SENIOR executives are committing more fraud, a survey by global consulting company KPMG has found. A comparison of the results of surveys from 2007 and 2011 indicates an increase in fraud and fraudulent behaviour by senior managers. The global survey by KPMG shows that CEOs were involved in 26 percent of cases, up from just 11 percent in the previous survey. The survey was based on the findings of frauds investigations conducted by KPMG member firms in 2011. One finding, identified as alarming by KPMG, is that companies are continuing to ignore warning signs of fraud. This, and the fact that more than one half of the investigated frauds had run for more than three years before they were detected, suggests that more white-collar fraud may emerge in the future.

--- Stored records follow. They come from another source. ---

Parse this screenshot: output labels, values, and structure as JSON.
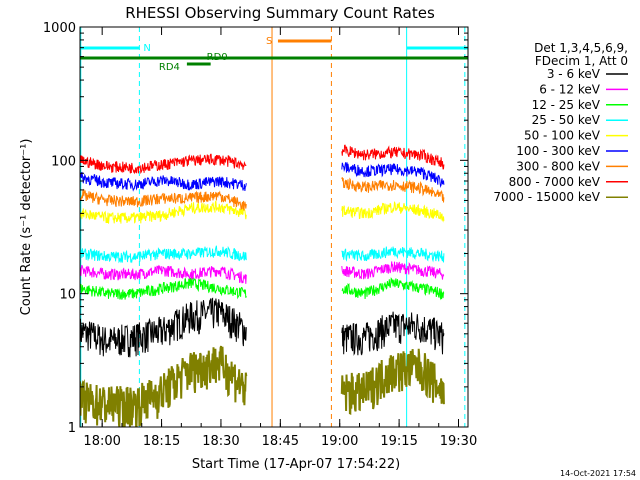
{
  "chart_data": {
    "type": "line",
    "title": "RHESSI Observing Summary Count Rates",
    "xlabel": "Start Time (17-Apr-07 17:54:22)",
    "ylabel": "Count Rate (s⁻¹ detector⁻¹)",
    "footer_date": "14-Oct-2021 17:54",
    "x_unit": "minutes since 17:54:22",
    "xlim": [
      0,
      98
    ],
    "ylim": [
      1,
      1000
    ],
    "yscale": "log",
    "x_ticks": [
      {
        "v": 5.6,
        "label": "18:00"
      },
      {
        "v": 20.6,
        "label": "18:15"
      },
      {
        "v": 35.6,
        "label": "18:30"
      },
      {
        "v": 50.6,
        "label": "18:45"
      },
      {
        "v": 65.6,
        "label": "19:00"
      },
      {
        "v": 80.6,
        "label": "19:15"
      },
      {
        "v": 95.6,
        "label": "19:30"
      }
    ],
    "y_ticks": [
      {
        "v": 1,
        "label": "1"
      },
      {
        "v": 10,
        "label": "10"
      },
      {
        "v": 100,
        "label": "100"
      },
      {
        "v": 1000,
        "label": "1000"
      }
    ],
    "legend_header": [
      "Det 1,3,4,5,6,9,",
      "FDecim 1, Att 0"
    ],
    "series": [
      {
        "name": "3 - 6 keV",
        "color": "#000000",
        "values": [
          5,
          4.2,
          4.5,
          5,
          6.5,
          7,
          5,
          0,
          0,
          4.5,
          4.5,
          5.5,
          5.5,
          4.5
        ]
      },
      {
        "name": "6 - 12 keV",
        "color": "#ff00ff",
        "values": [
          15,
          14,
          14,
          15,
          14,
          15,
          13,
          0,
          0,
          15,
          14,
          16,
          15,
          14
        ]
      },
      {
        "name": "12 - 25 keV",
        "color": "#00ff00",
        "values": [
          11,
          10,
          10,
          11,
          12,
          11,
          10,
          0,
          0,
          11,
          10,
          12,
          11,
          10
        ]
      },
      {
        "name": "25 - 50 keV",
        "color": "#00ffff",
        "values": [
          20,
          19,
          19,
          20,
          20,
          21,
          19,
          0,
          0,
          20,
          19,
          21,
          20,
          19
        ]
      },
      {
        "name": "50 - 100 keV",
        "color": "#ffff00",
        "values": [
          40,
          37,
          37,
          39,
          44,
          45,
          40,
          0,
          0,
          42,
          40,
          45,
          42,
          38
        ]
      },
      {
        "name": "100 - 300 keV",
        "color": "#0000ff",
        "values": [
          75,
          68,
          66,
          71,
          66,
          70,
          65,
          0,
          0,
          90,
          83,
          86,
          82,
          68
        ]
      },
      {
        "name": "300 - 800 keV",
        "color": "#ff7f00",
        "values": [
          55,
          50,
          49,
          52,
          52,
          55,
          45,
          0,
          0,
          68,
          63,
          66,
          62,
          52
        ]
      },
      {
        "name": "800 - 7000 keV",
        "color": "#ff0000",
        "values": [
          100,
          90,
          88,
          93,
          100,
          102,
          92,
          0,
          0,
          120,
          110,
          115,
          110,
          95
        ]
      },
      {
        "name": "7000 - 15000 keV",
        "color": "#808000",
        "values": [
          1.3,
          1.2,
          1.2,
          1.5,
          2.2,
          2.5,
          1.5,
          0,
          0,
          1.5,
          1.5,
          2.2,
          2.3,
          1.4
        ]
      }
    ],
    "series_x": [
      0,
      7,
      14,
      21,
      28,
      35,
      42,
      48,
      65,
      66,
      72,
      79,
      86,
      92
    ],
    "annotations": {
      "N_label": "N",
      "S_label": "S",
      "RD4_label": "RD4",
      "RD0_label": "RD0"
    },
    "flags": [
      {
        "label": "N",
        "color": "#00ffff",
        "segments": [
          [
            0,
            15
          ],
          [
            82.5,
            98
          ]
        ]
      },
      {
        "label": "S",
        "color": "#ff7f00",
        "segments": [
          [
            50,
            63.5
          ]
        ]
      },
      {
        "label": "RD0",
        "color": "#008000",
        "segments": [
          [
            0,
            98
          ]
        ]
      },
      {
        "label": "RD4",
        "color": "#008000",
        "segments": [
          [
            27,
            33
          ]
        ]
      }
    ],
    "vlines": [
      {
        "v": 0.2,
        "color": "#00ffff",
        "style": "solid"
      },
      {
        "v": 15,
        "color": "#00ffff",
        "style": "dashed"
      },
      {
        "v": 48.5,
        "color": "#ff7f00",
        "style": "solid"
      },
      {
        "v": 63.5,
        "color": "#ff7f00",
        "style": "dashed"
      },
      {
        "v": 82.5,
        "color": "#00ffff",
        "style": "solid"
      },
      {
        "v": 97.2,
        "color": "#00ffff",
        "style": "dashed"
      }
    ]
  }
}
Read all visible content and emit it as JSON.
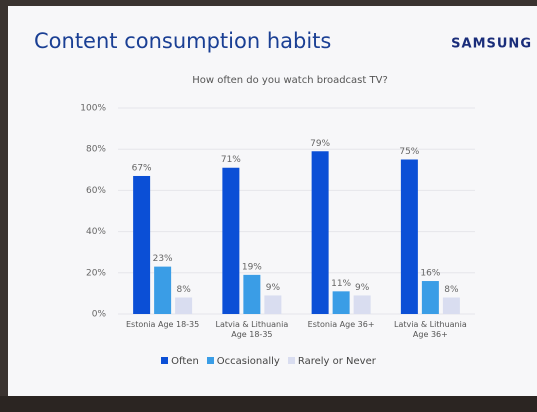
{
  "slide": {
    "title": "Content consumption habits",
    "brand": "SAMSUNG"
  },
  "chart_data": {
    "type": "bar",
    "title": "How often do you watch broadcast TV?",
    "categories": [
      "Estonia Age 18-35",
      "Latvia & Lithuania Age 18-35",
      "Estonia Age 36+",
      "Latvia & Lithuania Age 36+"
    ],
    "series": [
      {
        "name": "Often",
        "color": "#0b4fd6",
        "values": [
          67,
          71,
          79,
          75
        ],
        "value_labels": [
          "67%",
          "71%",
          "79%",
          "75%"
        ]
      },
      {
        "name": "Occasionally",
        "color": "#3a9de6",
        "values": [
          23,
          19,
          11,
          16
        ],
        "value_labels": [
          "23%",
          "19%",
          "11%",
          "16%"
        ]
      },
      {
        "name": "Rarely or Never",
        "color": "#d9ddf0",
        "values": [
          8,
          9,
          9,
          8
        ],
        "value_labels": [
          "8%",
          "9%",
          "9%",
          "8%"
        ]
      }
    ],
    "ylim": [
      0,
      100
    ],
    "yticks": [
      {
        "value": 0,
        "label": "0%"
      },
      {
        "value": 20,
        "label": "20%"
      },
      {
        "value": 40,
        "label": "40%"
      },
      {
        "value": 60,
        "label": "60%"
      },
      {
        "value": 80,
        "label": "80%"
      },
      {
        "value": 100,
        "label": "100%"
      }
    ],
    "grid": true,
    "legend": "bottom"
  }
}
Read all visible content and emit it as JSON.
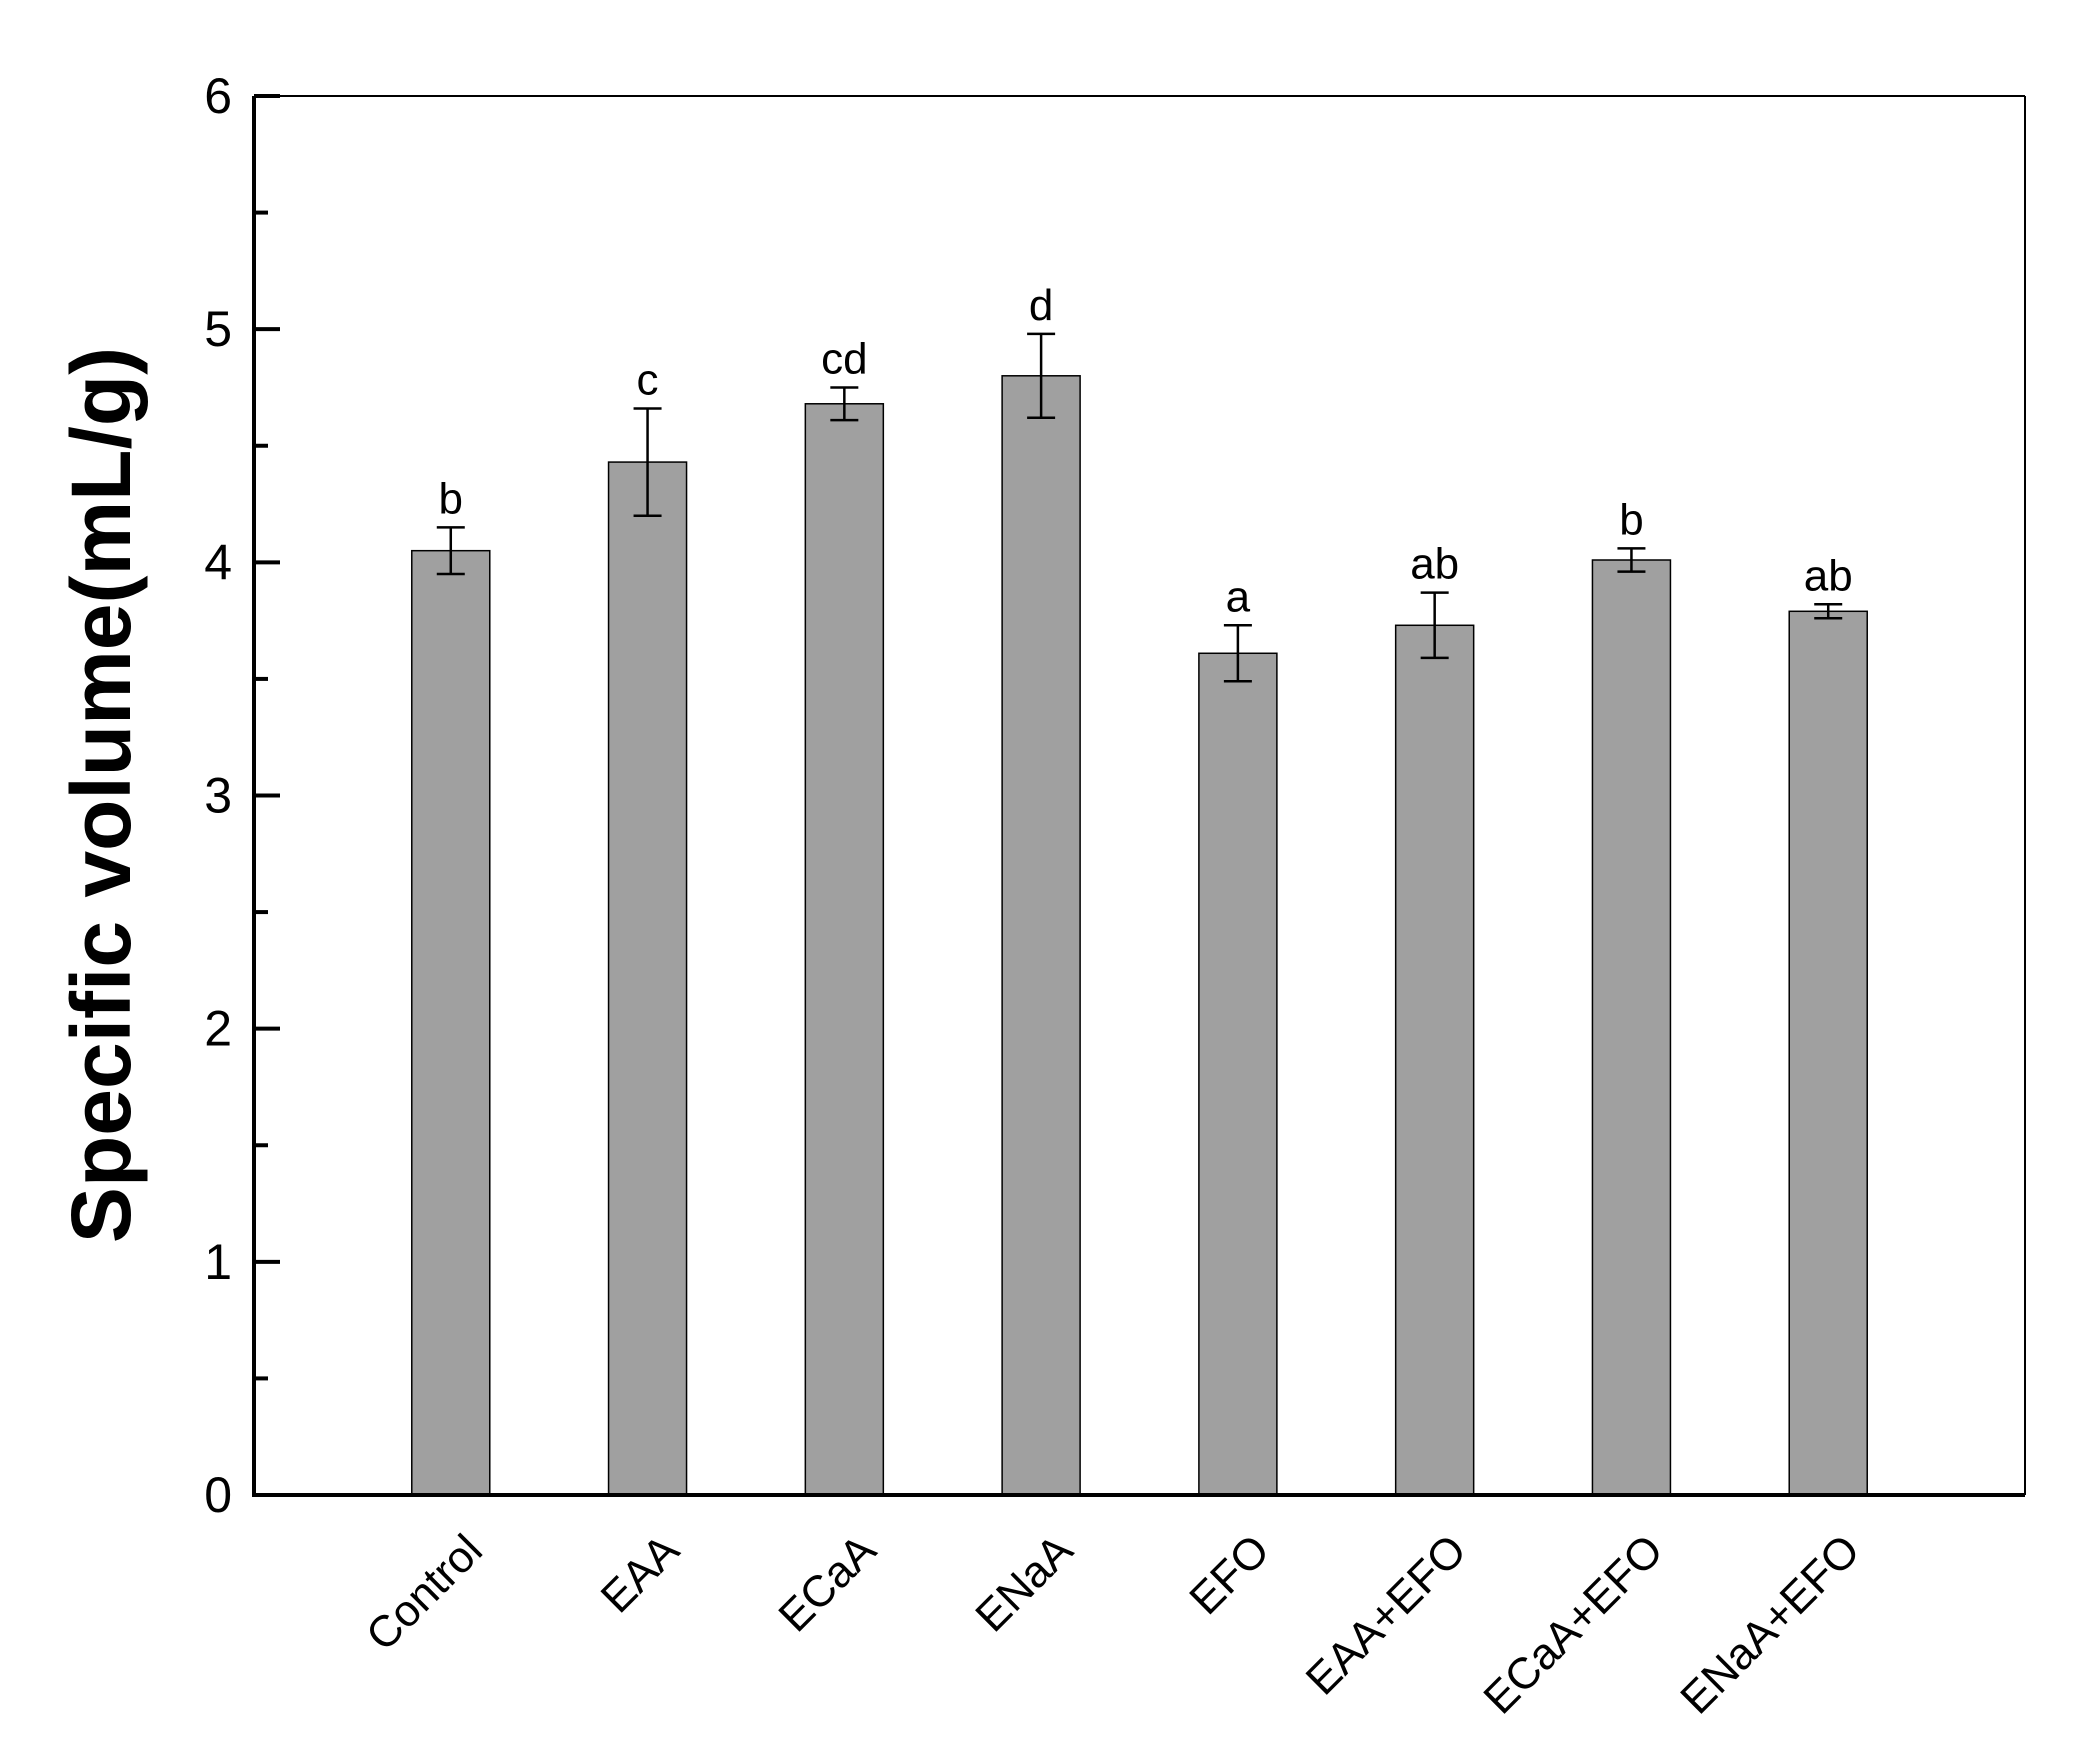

The KPMG study follows a 2007 analysis of fraudulent behaviour across the Europe, Middle East and Africa region. Since that report proved so popular, KPMG extended the 2011 survey worldwide. KPMG sought to identify patterns among individuals who have committed acts of fraud and compared the value and duration, as well as many other characteristics.
The 2011 survey is based on 348 cases investigated by KPMG across 69 countries including Slovakia between 2008 and 2010, i.e. covering the start and the main part of the recent financial and economic crisis.
The typical fraudster
The 2011 research found that the ‘typical’ fraudster is a man aged between 36 and 45 who works in a finance or finance-related role, has been with the company in question for more than 10 years, and holds a senior management position. Often such individuals will be better placed to override controls and may have accumulated a good deal of personal trust. They are most likely to engage in embezzlement or procurement fraud.
Viliam Kačeriak, a manager at KPMG’s forensic services department in Slovakia and covers the central and eastern Europe (CEE) region, noted that in Slovakia the typical fraudster most commonly works in the procurement or sales departments. The finance department often plays the role of ‘policing’ these areas.
“We most often register frauds leading to misappropriation of assets, embezzlement and corruption activities,” said Kačeriak, adding that in other regions misstatement of financial results is more common.
In this respect the CEE region bucks the global trend. Fewer frauds occur within the finance function, while most are committed within sales and procurement.
“In central and eastern Europe many multinational companies have tended to transfer trusted expatriate employees from the parent company into key financial positions at their subsidiaries in the region, to provide not only the necessary experience, but also to “police” the subsidiary from within the finance function,” Jimmy Helm, KPMG’s head of forensic in CEE, said, as quoted in the KPMG analysis. “They act as whistleblowers, the initiators of investigations. Often they are further transferred from region to region as the company sets up new operations to ensure the ongoing integrity of the finance function.”
According to the KPMG findings, in eastern Europe some 89 percent of people investigated had been employed at the company in question for more than three years, of whom more than half had been employed for longer than six years, Fifty-two per cent of the frauds had been running for more than three years before they were detected, said Kačeriak.
The results of the survey also showed that a typical fraudster does not work alone: in 61 percent of cases, the fraudster colluded with either an internal or external third party. The CEE cases followed this trend, with 63 percent involving collusion. This characteristic is further supported by a review of reported cases in Slovakia resulting in convictions, which indicates that there was collusion in more than 50 percent of cases.
The survey also found that ‘red flag’ warnings, such as an employee who rarely takes holidays or whose lifestyle appears excessive for their income, are commonly being ignored by companies.
“It is surprising that companies continue to ignore warning signs, particularly in light of the recession,” said Martauzová. “While cost-cutting initiatives associated with the downturn may have played their part in the observed shift, such cuts may prove to be a false economy. While defences are down, the fraudster sees an opportunity to capitalise. The need for companies to be vigilant has never seemed more important.”
The global average indicates that only 23 percent of the frauds detected were publicly reported, and 46 percent were communicated internally. In eastern Europe, less than 30 percent of fraud incidents were reported internally and only 11 percent were reported externally - only in India were less cases reported. Full disclosure to the authorities only occurred in 2 percent of the cases in eastern Europe, compared to the global average of 13 percent.